Moves an xml element to a specific location, allows operations on it and then moves it back where it came from.


Why you want to use this

Xpath searching is slow. By placing the element in a location you can write the path to without searching, each patch operation will be much faster. There is a setup overhead for this, meaning it's a tool for when you need to patch the same Def more than two times. With 3 patch operations, this is a little faster than vanilla. With 4 patch operations, this is a little faster than vanilla does 3 patch operations.
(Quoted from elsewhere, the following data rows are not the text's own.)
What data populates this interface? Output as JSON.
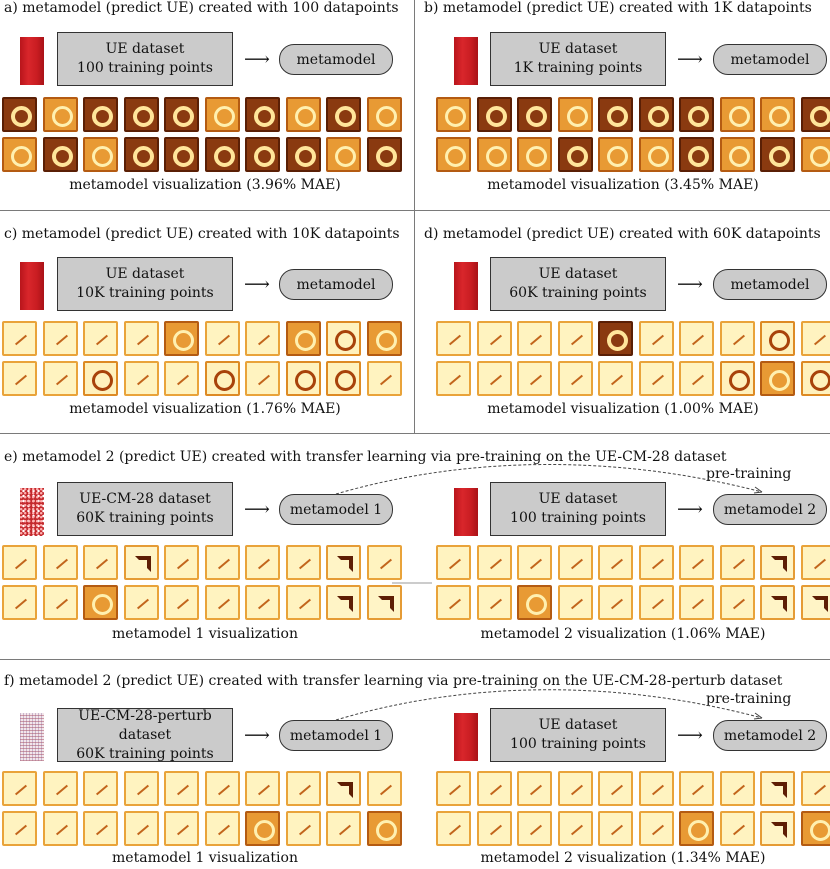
{
  "panels": {
    "a": {
      "title": "a) metamodel (predict UE) created with 100 datapoints",
      "dataset_line1": "UE dataset",
      "dataset_line2": "100 training points",
      "model": "metamodel",
      "caption": "metamodel visualization (3.96% MAE)"
    },
    "b": {
      "title": "b) metamodel (predict UE) created with 1K datapoints",
      "dataset_line1": "UE dataset",
      "dataset_line2": "1K training points",
      "model": "metamodel",
      "caption": "metamodel visualization (3.45% MAE)"
    },
    "c": {
      "title": "c) metamodel (predict UE) created with 10K datapoints",
      "dataset_line1": "UE dataset",
      "dataset_line2": "10K training points",
      "model": "metamodel",
      "caption": "metamodel visualization (1.76% MAE)"
    },
    "d": {
      "title": "d) metamodel (predict UE) created with 60K datapoints",
      "dataset_line1": "UE dataset",
      "dataset_line2": "60K training points",
      "model": "metamodel",
      "caption": "metamodel visualization (1.00% MAE)"
    },
    "e": {
      "title": "e) metamodel 2 (predict UE) created with transfer learning via pre-training on the UE-CM-28 dataset",
      "left_dataset_line1": "UE-CM-28 dataset",
      "left_dataset_line2": "60K training points",
      "left_model": "metamodel 1",
      "right_dataset_line1": "UE dataset",
      "right_dataset_line2": "100 training points",
      "right_model": "metamodel 2",
      "pretraining": "pre-training",
      "left_caption": "metamodel 1 visualization",
      "right_caption": "metamodel 2 visualization (1.06% MAE)"
    },
    "f": {
      "title": "f) metamodel 2 (predict UE) created with transfer learning via pre-training on the UE-CM-28-perturb dataset",
      "left_dataset_line1": "UE-CM-28-perturb dataset",
      "left_dataset_line2": "60K training points",
      "left_model": "metamodel 1",
      "right_dataset_line1": "UE dataset",
      "right_dataset_line2": "100 training points",
      "right_model": "metamodel 2",
      "pretraining": "pre-training",
      "left_caption": "metamodel 1 visualization",
      "right_caption": "metamodel 2 visualization (1.34% MAE)"
    }
  },
  "arrow_symbol": "⟶",
  "filter_grids": {
    "a": [
      "dark",
      "mid",
      "dark",
      "dark",
      "dark",
      "mid",
      "dark",
      "mid",
      "dark",
      "mid",
      "mid",
      "dark",
      "mid",
      "dark",
      "dark",
      "dark",
      "dark",
      "dark",
      "mid",
      "dark"
    ],
    "b": [
      "mid",
      "dark",
      "dark",
      "mid",
      "dark",
      "dark",
      "dark",
      "mid",
      "mid",
      "dark",
      "mid",
      "mid",
      "mid",
      "dark",
      "mid",
      "mid",
      "dark",
      "mid",
      "dark",
      "mid"
    ],
    "c": [
      "pale",
      "pale",
      "pale",
      "pale",
      "mid",
      "pale",
      "pale",
      "mid",
      "ring",
      "mid",
      "pale",
      "pale",
      "ring",
      "pale",
      "pale",
      "ring",
      "pale",
      "ring",
      "ring",
      "pale"
    ],
    "d": [
      "pale",
      "pale",
      "pale",
      "pale",
      "dark",
      "pale",
      "pale",
      "pale",
      "ring",
      "pale",
      "pale",
      "pale",
      "pale",
      "pale",
      "pale",
      "pale",
      "pale",
      "ring",
      "mid",
      "ring"
    ],
    "e_left": [
      "pale",
      "pale",
      "pale",
      "digit",
      "pale",
      "pale",
      "pale",
      "pale",
      "digit",
      "pale",
      "pale",
      "pale",
      "mid",
      "pale",
      "pale",
      "pale",
      "pale",
      "pale",
      "digit",
      "digit"
    ],
    "e_right": [
      "pale",
      "pale",
      "pale",
      "pale",
      "pale",
      "pale",
      "pale",
      "pale",
      "digit",
      "pale",
      "pale",
      "pale",
      "mid",
      "pale",
      "pale",
      "pale",
      "pale",
      "pale",
      "digit",
      "digit"
    ],
    "f_left": [
      "pale",
      "pale",
      "pale",
      "pale",
      "pale",
      "pale",
      "pale",
      "pale",
      "digit",
      "pale",
      "pale",
      "pale",
      "pale",
      "pale",
      "pale",
      "pale",
      "mid",
      "pale",
      "pale",
      "mid"
    ],
    "f_right": [
      "pale",
      "pale",
      "pale",
      "pale",
      "pale",
      "pale",
      "pale",
      "pale",
      "digit",
      "pale",
      "pale",
      "pale",
      "pale",
      "pale",
      "pale",
      "pale",
      "mid",
      "pale",
      "digit",
      "mid"
    ]
  }
}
The more you need to do to the same one, the more it increase the speed.


Tags

Tag Mandatory Type Default Description
patchName no string Name of patch for log/profiling
xpath yes string The element (Def) to work on
stopOnFail no bool true If true, operations stops if one fails
tag no string SearchResult Sets where the temporal location should be
operations yes list List of operations. Acts like Sequence
Log writing no

Pass condition

Xpath is found, operations contains at least one operation. If stopOnFail is true, a pass also requires none of the operations fail.


Example

<li Class="ModCheck.Search">
    <xpath>Defs/ThingDef[defName="WatermillGenerator"]</xpath>
    <operations>
        <li Class="PatchOperationReplace">
            <xpath>Defs/SearchResult/ThingDef/costList/WoodLog</xpath>
        <!-- more patching code here -->
    </operations>
</li>

In this case the operations can use Defs/SearchResult/ThingDef instead of Defs/ThingDef[defName="WatermillGenerator"]. Since there is only one Defs/SearchResult and one Defs/SearchResult/ThingDef, the need for the slow [defName="WatermillGenerator"] is gone.